Stent-Implantation

Bei der Stent-Implantation handelt es sich um das Einsetzen einer Gefäßstütze in ein verengtes Gefäßsegment. Meistens wurde zuvor eine Ballonaufweitung durchgeführt. Um das Ergebnis der Ballonaufweitung zu optimieren oder einen Gefäßeinriss erfolgreich behandeln zu können, ist eine Stent-Implantation in 80 bis 90 % der Fälle erforderlich. Hierzu stehen eine Fülle verschiedener Modelle zur Verfügung. Die meisten Stents basieren auf einem Drahtgeflecht aus medizinischem Edelstahl, 360 L, welches sich bereits vormontiert auf einem zusammengefalteten Ballon befindet. Aufgrund der zahlreichen verschiedenen Modelle kann bei dem Eingriff der passende Stent nach Länge, Durchmesser, Maschendrahtdicke, Maschendrahtaufbau und Design sowie Maschendrahtbeschichtungen mit oder ohne Medikamente ausgewählt werden.

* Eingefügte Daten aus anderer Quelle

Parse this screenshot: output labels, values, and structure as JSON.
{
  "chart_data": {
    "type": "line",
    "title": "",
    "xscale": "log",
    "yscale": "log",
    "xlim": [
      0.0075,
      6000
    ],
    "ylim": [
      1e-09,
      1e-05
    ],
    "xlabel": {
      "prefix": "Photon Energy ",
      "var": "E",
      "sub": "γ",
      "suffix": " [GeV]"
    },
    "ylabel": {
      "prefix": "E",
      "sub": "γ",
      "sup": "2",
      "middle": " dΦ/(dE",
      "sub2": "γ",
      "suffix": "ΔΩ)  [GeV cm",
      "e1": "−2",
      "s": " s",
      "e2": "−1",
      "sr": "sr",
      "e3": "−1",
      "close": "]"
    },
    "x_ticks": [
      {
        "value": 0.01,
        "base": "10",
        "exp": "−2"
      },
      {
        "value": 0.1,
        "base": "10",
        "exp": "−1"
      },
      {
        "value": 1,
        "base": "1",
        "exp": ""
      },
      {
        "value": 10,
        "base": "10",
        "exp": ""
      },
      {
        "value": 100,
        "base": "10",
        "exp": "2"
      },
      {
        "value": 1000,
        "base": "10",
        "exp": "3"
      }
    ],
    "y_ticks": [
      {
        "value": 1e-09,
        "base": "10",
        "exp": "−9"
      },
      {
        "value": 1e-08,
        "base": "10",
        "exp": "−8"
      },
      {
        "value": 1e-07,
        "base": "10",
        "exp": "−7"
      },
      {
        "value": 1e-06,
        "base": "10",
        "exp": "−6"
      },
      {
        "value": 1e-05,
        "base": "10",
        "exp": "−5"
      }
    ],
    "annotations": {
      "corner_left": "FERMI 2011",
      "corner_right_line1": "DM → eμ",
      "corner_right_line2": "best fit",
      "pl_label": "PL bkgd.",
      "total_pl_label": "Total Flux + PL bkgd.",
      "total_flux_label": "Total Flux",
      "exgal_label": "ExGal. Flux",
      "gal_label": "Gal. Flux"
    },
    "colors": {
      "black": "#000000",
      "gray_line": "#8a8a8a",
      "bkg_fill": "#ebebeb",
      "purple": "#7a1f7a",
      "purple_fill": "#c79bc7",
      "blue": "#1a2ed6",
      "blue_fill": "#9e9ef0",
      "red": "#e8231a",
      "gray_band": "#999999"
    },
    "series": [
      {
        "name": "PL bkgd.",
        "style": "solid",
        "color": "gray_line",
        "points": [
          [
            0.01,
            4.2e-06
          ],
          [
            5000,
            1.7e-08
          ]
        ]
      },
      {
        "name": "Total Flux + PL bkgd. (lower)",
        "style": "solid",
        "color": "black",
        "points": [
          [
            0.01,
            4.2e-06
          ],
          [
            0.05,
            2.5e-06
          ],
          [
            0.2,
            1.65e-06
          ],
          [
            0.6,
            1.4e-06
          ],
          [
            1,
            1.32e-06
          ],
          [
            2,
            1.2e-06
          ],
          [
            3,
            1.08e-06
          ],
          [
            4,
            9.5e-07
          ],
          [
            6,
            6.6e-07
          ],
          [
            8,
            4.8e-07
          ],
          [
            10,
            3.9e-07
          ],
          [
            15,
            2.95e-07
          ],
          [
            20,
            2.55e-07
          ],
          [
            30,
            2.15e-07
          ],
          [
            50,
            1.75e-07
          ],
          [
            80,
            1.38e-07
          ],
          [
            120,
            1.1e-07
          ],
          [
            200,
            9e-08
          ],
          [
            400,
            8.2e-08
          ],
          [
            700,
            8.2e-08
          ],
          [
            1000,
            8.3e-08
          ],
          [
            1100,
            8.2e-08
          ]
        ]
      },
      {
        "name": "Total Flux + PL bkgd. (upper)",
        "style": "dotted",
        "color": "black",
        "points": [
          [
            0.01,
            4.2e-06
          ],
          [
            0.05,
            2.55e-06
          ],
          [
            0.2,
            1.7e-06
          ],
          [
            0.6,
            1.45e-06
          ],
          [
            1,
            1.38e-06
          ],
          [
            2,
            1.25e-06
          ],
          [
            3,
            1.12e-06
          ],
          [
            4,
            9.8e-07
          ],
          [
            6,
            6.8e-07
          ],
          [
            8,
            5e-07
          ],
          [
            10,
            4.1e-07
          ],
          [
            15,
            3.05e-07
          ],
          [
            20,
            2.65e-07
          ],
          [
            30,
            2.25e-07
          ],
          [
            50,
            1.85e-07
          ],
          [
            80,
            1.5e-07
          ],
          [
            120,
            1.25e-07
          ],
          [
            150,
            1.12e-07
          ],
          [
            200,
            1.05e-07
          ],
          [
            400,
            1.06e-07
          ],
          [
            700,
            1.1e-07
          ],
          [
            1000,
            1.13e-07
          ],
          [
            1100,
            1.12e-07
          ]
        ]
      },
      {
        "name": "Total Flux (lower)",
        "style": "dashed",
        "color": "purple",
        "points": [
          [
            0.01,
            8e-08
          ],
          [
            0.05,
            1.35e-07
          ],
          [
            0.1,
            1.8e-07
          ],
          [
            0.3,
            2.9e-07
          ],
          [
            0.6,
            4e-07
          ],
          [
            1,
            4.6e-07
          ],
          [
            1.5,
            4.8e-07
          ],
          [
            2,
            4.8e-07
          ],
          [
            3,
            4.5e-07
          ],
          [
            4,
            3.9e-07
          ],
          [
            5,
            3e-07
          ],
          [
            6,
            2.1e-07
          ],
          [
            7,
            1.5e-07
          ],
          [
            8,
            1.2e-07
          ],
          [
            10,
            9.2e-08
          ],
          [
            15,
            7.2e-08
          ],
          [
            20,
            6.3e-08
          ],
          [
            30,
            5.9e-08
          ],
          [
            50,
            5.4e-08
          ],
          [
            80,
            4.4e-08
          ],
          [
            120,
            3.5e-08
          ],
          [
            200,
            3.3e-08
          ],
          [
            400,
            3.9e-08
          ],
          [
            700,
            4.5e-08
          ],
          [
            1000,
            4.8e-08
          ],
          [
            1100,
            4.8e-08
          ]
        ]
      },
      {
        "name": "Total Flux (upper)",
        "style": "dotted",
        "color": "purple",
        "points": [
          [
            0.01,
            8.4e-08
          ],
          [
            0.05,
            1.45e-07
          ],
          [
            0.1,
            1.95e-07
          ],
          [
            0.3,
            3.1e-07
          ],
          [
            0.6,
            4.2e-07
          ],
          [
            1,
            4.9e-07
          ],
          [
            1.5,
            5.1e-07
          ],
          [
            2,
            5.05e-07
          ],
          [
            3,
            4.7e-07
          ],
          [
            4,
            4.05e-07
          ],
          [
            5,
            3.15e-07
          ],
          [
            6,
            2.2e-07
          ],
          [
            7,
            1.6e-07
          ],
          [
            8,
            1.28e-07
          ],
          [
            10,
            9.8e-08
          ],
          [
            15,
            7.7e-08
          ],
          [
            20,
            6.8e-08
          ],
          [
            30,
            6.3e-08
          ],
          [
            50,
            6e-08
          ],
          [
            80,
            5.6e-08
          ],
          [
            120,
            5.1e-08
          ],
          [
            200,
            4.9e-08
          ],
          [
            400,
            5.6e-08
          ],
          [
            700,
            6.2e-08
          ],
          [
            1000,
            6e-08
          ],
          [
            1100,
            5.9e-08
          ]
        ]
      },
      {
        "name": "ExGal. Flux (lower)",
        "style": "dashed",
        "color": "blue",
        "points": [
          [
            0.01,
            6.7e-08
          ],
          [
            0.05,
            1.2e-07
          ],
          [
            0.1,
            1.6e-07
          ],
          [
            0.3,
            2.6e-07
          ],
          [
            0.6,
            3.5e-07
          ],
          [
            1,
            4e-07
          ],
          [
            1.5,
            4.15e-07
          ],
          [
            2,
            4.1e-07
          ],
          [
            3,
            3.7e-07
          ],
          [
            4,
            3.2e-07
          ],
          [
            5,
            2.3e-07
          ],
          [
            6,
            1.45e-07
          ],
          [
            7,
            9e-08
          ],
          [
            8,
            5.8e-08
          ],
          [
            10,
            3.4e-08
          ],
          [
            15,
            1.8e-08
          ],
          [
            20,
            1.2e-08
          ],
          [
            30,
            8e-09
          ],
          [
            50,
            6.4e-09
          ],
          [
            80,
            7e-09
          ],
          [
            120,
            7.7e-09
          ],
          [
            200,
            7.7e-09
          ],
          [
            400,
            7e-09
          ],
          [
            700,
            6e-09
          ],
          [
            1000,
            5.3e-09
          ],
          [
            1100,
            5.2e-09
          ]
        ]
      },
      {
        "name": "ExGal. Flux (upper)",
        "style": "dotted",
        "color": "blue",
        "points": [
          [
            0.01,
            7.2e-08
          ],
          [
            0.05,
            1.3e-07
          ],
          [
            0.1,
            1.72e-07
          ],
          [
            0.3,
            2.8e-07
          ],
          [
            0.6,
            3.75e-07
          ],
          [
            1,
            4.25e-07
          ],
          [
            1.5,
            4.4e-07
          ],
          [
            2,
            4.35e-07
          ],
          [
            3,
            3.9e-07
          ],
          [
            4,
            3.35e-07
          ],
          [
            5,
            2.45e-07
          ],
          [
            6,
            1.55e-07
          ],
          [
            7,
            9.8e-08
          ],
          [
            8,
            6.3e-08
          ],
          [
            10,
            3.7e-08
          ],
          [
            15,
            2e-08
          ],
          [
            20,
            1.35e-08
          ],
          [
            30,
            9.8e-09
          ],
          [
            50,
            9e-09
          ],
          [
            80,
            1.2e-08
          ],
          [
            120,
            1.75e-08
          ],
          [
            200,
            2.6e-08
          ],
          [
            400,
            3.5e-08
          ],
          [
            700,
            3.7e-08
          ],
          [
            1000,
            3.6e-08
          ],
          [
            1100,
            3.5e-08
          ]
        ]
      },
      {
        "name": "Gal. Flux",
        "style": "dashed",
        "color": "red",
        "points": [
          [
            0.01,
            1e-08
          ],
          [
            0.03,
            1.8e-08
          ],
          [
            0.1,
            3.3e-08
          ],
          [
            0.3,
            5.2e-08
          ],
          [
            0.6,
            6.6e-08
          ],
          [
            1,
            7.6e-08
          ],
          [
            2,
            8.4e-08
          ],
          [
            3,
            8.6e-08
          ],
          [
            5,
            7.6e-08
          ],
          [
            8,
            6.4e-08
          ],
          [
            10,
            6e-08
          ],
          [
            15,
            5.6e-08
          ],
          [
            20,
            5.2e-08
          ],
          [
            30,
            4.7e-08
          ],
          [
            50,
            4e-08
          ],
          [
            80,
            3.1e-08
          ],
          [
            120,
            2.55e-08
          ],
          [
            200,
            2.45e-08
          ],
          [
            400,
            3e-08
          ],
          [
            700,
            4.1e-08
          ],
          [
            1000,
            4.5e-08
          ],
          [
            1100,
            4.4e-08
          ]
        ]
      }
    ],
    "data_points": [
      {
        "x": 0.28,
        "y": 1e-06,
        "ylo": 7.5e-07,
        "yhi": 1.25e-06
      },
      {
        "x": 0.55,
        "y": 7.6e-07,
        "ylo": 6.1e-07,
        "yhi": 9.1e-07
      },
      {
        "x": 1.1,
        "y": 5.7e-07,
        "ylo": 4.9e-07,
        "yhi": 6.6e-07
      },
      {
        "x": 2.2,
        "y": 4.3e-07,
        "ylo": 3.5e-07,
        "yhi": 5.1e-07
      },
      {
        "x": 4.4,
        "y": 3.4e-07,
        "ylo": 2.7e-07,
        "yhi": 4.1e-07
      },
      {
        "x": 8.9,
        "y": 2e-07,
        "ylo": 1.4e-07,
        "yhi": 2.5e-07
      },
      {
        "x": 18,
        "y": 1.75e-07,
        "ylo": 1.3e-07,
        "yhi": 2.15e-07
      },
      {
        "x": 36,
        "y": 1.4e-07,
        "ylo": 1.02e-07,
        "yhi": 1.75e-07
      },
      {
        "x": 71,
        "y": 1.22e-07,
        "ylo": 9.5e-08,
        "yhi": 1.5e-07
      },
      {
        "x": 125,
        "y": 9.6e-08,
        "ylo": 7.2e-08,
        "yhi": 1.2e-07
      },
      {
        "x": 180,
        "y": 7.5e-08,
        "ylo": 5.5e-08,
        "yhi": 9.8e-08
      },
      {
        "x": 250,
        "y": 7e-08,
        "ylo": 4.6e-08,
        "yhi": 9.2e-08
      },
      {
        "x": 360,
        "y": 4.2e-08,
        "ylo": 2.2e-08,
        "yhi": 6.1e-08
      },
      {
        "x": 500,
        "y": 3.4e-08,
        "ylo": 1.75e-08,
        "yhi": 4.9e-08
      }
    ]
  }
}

Beschichteter Stent oder unbeschichteter Stent?

Auf die Metallmaschen eines Stents können verschiedene organische und nicht-organische Substanzen aufgebracht werden. Diese dienen dazu, den Behandlungserfolg der Gefäßaufweitung möglichst unbegrenzt aufrechtzuerhalten und eine Wiederverengung sowie einen gerinnselbedingten Verschluss in dem behandelten Gefäßabschnitt langfristig zu verhindern. Im Fokus des Interesses stehen insbesondere medikamentöse Beschichtungen. Hierbei handelt es sich überwiegend um Medikamente, die aus der Tumorforschung bekannt sind. Durch die Medikamenteneinwirkung auf das Gefäß sollen erneute Folgeeingriffe und damit erforderliche Krankenhausaufenthalte vermindert und somit die Lebensqualität der Patienten verbessert werden. Da diese Implantate jedoch selbst auch Probleme verursachen können (z. B. gerinnselbedingter Stent-Verschluss), muss der Einsatz individuell für jeden Patienten bestimmt werden. Dies geschieht auf dem Boden wissenschaftlicher Analysen und Empfehlungen, insbesondere der Deutschen Gesellschaft für Kardiologie. In der Klinik für Kardiologie werden diese Kriterien konsequent angewendet und aktualisiert, da sich die wissenschaftliche Datenlage in einem ständigen Fluss befindet.
Aus der Sicht des Patienten besteht während der Implantation kein Unterschied zu einem nicht-beschichteten Stent. Die Nachbehandlung unterscheidet sich jedoch insofern, als eine verlängerte Gabe von Blutverdünnern (zur Vermeidung von Gerinnselbildungen!), im Vergleich zu den üblichen unbeschichteten Stents, erforderlich ist.
Die derzeit in Deutschland am häufigsten eingesetzten Stents sind solche mit einer Medikamentenbeschichtung aus Paclitaxel, Sirolimus, Zotarolimus oder Evarolimus, seltener auch Biolimus A9. Fragen hierzu werden vor jeder Prozedur mit dem Patienten besprochen. Manchmal kann die letzte Entscheidung jedoch erst während der Prozedur getroffen werden. Derzeit erhalten in der Klinik für Kardiologie ca. 33 % aller mit Stents behandelten Patienten einen beschichteten Stent. Die Nachsorge wird in einem speziellen Patientenmerkblatt erläutert.